Zehra Çilingiroğlu; annesi Hülya Avşar Ayvalık'tayken, Sess Bar'da bir arkadaşının doğum günü partisine katılmış. Mekan çıkışı sabah saat 05.00'te gazetecilere yakalanmış. Bu haber neden bu kadar çok gündemde tutuldu anlamış değilim. Gençler arada böyle yaramazlıklar yaparlar; çok üstünde durulacak bir hadise değil.
Beni asıl ilgilendiren Kaya Çilingiroğlu'nun yaptığı şu açıklama: "Hülya, Avyalık'a gitti. Zehra evde kaldı. Nasılsa evde çalışan kadın var diye 'Tamam' dedim. Aradım 'Evdeyim' dedi. Gece saat 24.00'de dışarıya çıksa nereden bilirim. Annesi yokken artık bende kalacak, bitti o iş! Sabah 05.00'te dışarıda ne işi var! Zehra, Reina'ya gidince mekanın işletmecisi arayıp 'Zehra burada, ne yapalım?' diye sormuştu. 'Sakın içeriye almayın' demiştim.

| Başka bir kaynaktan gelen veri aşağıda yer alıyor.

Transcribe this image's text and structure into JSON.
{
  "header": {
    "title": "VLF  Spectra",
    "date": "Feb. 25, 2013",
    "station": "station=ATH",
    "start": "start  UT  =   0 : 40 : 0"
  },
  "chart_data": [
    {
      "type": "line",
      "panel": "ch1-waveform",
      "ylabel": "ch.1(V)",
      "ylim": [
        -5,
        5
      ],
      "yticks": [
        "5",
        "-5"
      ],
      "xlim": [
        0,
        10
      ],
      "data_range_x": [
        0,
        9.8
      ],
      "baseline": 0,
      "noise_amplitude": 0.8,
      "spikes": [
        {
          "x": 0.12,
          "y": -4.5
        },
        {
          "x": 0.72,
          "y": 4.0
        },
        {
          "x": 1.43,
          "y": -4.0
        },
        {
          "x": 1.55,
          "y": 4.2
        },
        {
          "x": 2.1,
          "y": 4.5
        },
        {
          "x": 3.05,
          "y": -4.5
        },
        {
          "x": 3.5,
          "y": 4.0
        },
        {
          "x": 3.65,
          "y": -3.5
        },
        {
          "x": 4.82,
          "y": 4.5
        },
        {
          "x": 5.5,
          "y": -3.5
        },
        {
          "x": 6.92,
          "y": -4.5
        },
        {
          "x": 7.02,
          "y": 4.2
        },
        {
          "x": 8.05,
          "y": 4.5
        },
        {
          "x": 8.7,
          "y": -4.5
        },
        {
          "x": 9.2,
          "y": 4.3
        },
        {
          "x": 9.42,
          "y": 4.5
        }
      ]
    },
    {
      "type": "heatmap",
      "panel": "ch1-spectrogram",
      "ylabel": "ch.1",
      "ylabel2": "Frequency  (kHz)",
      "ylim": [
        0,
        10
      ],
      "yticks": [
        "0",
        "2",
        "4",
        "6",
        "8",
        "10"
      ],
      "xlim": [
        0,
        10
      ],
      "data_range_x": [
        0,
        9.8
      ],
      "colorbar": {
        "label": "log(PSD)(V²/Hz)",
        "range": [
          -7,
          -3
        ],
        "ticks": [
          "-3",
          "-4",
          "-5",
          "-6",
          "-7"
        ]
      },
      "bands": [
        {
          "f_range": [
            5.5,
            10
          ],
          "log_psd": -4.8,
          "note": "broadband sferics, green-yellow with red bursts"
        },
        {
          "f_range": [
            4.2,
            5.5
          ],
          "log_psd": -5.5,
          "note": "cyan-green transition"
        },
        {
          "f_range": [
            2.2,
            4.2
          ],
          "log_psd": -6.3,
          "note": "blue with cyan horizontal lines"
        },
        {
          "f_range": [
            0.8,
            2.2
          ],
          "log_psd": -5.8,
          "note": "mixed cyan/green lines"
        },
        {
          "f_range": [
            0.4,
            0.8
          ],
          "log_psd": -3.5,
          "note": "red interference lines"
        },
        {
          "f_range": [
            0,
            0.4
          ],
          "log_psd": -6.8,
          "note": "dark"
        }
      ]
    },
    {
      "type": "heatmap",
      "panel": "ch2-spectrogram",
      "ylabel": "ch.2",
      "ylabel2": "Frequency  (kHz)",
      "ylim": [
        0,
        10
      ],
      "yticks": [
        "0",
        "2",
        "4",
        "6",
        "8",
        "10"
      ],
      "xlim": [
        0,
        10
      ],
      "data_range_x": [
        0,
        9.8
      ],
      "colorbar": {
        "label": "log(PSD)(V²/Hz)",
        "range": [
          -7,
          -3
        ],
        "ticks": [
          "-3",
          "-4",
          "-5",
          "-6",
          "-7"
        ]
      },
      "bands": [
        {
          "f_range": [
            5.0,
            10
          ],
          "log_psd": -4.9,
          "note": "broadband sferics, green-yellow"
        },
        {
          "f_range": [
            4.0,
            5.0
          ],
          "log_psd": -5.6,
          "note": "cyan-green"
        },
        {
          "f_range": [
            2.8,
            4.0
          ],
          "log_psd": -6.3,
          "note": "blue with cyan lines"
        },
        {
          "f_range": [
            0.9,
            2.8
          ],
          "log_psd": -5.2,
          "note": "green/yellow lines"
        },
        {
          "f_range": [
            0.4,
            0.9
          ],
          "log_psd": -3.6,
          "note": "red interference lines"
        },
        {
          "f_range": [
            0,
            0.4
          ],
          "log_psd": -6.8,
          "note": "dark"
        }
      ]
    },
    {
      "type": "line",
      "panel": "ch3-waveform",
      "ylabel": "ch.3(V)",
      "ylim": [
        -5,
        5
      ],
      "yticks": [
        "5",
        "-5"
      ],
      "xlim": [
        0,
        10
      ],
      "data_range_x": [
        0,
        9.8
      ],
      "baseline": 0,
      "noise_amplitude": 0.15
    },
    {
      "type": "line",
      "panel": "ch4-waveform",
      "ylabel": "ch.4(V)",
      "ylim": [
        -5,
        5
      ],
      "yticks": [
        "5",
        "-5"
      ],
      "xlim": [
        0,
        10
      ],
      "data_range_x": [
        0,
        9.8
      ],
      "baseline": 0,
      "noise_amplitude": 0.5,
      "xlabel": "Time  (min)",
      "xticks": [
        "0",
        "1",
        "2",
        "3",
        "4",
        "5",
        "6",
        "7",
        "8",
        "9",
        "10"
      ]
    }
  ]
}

Sess Bar'ın da araması gerekirdi. 17 yaşındaki kızın orada ne işi var! Hülya da evde çalışan kadınla yolları ayıracak, bize haber vermesi gerekirdi."
Bravo, Kaya Bey tereyağından kıl çeker gibi bütün sorumluluğu başkalarına atmış. Bu arada Zehra'nın her gittiği bar 'Kaya Bey kızınız burada' diye aramak zorunda mı? Peki, evde çalışan kadının suçu ne? Her şeyi size anlatacak bir ispiyoncu olmaması mı? Arada olur böyle kaçamaklar; hizmetçiler, dadılar genç kızların sırlarını hep tutarlar. Bu olay yüzünden işinden kovulacak olması çok üzücü. Umarım Hülya Hanım, Kaya Bey'i dinlemez.